The ebullated-bed reactor and related process is generally described in U.S. Pat. No. 25,770 to Johanson incorporated herein by reference. A mixture of hydrocarbon liquid and hydrogen is passed upwardly through a bed of catalyst particles at a rate such that the particles are forced into random motion as the liquid and gas pass upwardly through the bed. The catalyst bed motion is controlled by a recycle liquid flow so that at steady state, the bulk of the catalyst does not rise above a definable level in the reactor. Vapors, along with the liquid which is being hydrogenated, pass through the upper level of catalyst particles into a substantially catalyst free zone and are removed from the upper portion of the reactor. The catalyst is used for reacting hydrogen with a petroleum fraction, distillates or resids, for the purpose of saturating or removing sulfur, nitrogen, oxygen, metals or other contaminants, or for molecular weight reduction (cracking). Catalysts having special surface properties are required in order to provide the necessary activity to accomplish the desired reaction(s).

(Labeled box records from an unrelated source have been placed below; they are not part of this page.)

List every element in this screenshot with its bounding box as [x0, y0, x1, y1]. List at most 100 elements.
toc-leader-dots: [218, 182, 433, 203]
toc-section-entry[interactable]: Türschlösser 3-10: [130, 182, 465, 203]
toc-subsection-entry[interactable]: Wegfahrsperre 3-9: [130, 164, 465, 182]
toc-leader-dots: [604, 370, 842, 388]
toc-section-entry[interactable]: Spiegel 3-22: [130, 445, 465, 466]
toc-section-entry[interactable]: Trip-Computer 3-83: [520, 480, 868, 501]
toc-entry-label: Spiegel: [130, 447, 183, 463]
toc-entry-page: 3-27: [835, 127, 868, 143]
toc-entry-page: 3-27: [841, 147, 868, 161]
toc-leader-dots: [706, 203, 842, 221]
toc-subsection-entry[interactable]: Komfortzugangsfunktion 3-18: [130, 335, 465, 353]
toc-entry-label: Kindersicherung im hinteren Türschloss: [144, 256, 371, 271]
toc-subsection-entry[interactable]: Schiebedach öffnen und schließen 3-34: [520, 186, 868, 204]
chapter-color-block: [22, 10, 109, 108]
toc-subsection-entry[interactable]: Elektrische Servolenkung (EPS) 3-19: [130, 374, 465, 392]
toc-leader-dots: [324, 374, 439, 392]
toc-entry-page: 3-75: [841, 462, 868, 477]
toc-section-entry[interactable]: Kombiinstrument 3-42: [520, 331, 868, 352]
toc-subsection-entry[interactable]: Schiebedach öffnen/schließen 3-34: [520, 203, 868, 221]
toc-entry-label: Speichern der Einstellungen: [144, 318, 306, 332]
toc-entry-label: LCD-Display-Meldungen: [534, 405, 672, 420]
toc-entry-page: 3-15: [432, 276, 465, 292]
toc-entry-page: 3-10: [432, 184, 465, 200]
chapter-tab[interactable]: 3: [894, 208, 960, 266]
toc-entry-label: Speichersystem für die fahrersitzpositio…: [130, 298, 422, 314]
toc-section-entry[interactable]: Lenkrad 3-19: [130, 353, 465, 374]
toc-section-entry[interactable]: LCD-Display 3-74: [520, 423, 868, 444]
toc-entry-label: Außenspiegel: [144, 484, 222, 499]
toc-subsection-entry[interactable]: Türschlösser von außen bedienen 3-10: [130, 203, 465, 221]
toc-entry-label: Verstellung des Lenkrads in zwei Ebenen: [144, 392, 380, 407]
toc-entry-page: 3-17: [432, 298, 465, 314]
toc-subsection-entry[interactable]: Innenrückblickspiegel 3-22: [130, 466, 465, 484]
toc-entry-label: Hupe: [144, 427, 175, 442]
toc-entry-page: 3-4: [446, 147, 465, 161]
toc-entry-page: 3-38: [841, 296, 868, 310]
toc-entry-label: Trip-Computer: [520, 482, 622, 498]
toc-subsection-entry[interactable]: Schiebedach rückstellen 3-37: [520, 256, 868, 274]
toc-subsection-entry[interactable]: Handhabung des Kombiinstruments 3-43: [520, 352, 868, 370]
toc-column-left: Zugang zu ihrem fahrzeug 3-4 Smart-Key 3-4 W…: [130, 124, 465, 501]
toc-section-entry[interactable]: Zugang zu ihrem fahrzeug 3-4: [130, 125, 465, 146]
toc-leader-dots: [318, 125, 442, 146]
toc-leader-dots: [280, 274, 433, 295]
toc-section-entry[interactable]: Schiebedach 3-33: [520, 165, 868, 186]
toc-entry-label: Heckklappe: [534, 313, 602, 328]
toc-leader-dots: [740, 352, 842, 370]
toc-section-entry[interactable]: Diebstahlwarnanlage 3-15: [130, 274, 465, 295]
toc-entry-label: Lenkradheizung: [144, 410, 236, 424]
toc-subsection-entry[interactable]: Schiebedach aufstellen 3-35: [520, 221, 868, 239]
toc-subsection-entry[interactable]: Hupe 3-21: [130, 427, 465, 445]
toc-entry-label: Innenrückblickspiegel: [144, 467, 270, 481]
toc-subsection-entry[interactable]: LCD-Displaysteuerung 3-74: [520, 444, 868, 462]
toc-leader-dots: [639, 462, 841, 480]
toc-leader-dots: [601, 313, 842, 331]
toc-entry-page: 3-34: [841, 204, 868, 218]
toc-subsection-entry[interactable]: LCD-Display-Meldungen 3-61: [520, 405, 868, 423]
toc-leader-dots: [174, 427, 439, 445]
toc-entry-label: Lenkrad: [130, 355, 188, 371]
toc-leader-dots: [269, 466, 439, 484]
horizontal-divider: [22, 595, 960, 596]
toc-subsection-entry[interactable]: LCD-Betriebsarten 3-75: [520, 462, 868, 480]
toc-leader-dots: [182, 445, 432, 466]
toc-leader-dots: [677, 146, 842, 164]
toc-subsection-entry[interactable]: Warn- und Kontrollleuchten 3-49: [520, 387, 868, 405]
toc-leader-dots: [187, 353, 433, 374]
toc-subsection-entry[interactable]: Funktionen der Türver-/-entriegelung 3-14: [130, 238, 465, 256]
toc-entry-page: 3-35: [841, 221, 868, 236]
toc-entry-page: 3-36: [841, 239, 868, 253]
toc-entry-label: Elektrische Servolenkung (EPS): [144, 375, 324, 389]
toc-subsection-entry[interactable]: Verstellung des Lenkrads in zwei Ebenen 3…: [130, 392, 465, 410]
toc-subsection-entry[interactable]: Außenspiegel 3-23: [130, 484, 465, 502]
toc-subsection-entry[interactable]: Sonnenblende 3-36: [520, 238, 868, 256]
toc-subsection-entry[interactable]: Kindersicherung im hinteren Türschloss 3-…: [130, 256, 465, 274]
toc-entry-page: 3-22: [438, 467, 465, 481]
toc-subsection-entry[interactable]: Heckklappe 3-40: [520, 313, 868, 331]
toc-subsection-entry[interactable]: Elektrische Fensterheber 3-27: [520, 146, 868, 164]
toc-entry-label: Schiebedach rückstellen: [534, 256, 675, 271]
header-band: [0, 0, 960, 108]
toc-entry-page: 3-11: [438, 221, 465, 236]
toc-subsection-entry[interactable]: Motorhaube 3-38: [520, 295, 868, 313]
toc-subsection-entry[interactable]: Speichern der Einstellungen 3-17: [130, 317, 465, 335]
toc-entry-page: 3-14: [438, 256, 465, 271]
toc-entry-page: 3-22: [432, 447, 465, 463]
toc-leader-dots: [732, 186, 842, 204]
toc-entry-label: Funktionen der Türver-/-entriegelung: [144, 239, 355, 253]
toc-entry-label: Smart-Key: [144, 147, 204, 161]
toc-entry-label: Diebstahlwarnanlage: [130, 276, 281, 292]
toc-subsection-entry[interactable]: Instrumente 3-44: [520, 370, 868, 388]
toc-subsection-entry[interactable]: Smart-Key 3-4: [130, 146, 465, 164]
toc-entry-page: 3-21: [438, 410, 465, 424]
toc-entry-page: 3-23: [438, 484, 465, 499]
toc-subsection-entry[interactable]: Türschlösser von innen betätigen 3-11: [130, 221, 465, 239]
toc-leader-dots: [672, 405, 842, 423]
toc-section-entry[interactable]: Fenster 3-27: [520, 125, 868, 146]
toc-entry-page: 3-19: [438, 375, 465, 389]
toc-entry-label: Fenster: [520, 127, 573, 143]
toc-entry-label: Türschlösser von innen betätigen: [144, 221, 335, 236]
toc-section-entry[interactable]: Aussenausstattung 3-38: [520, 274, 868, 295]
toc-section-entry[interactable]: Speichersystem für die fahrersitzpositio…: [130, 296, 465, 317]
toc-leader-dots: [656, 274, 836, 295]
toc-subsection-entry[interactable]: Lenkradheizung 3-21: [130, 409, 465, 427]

Ebullated-bed reactors are generally operated at relatively high temperatures and pressures in order to process these heavy feedstocks. Since such operating parameters substantially increase the cost of designing and constructing the reactors, it would therefore be advantageous to have a system wherein the overall design and manufacturing costs were optimized for specific feedstocks.
Present commercial ebullated-bed reactors operate with a nominal 1/32 inch extrudate catalyst and at significant superficial gas velocities. The fluidization characteristic of such a system requires an ebullating recycle rate of 2-4 times the feedrate of the heavy oil in order to expand the reactor catalyst bed in the range of 30-50 percent of its settled bed level.
Additionally, the rate of high purity hydrogen containing gas feed to the ebullated-bed reactor is typically in the range of 3-5 times the stoichiometric hydrogen consumed by the feedstock. This relatively high gas feedrate is considered necessary to provide a product vapor phase hydrogen partial pressure of 1,000-2,000 psi (depending on feedstock and reactor severity). The high vapor hydrogen partial pressure insures that the vapor can provide the transfer of sufficient hydrogen to the liquid phase catalytic reacting system. The high rate of gas and the reactor vapor effluent containing significant unreacted hydrogen requires complex and expensive gas treating (separation, hydrogen recovery, recompression, etc.) equipment which can be a large fraction of the investment cost of an ebullated-bed reactor system.
Hence there is a need for an improved and simplified hydroprocessing method and apparatus.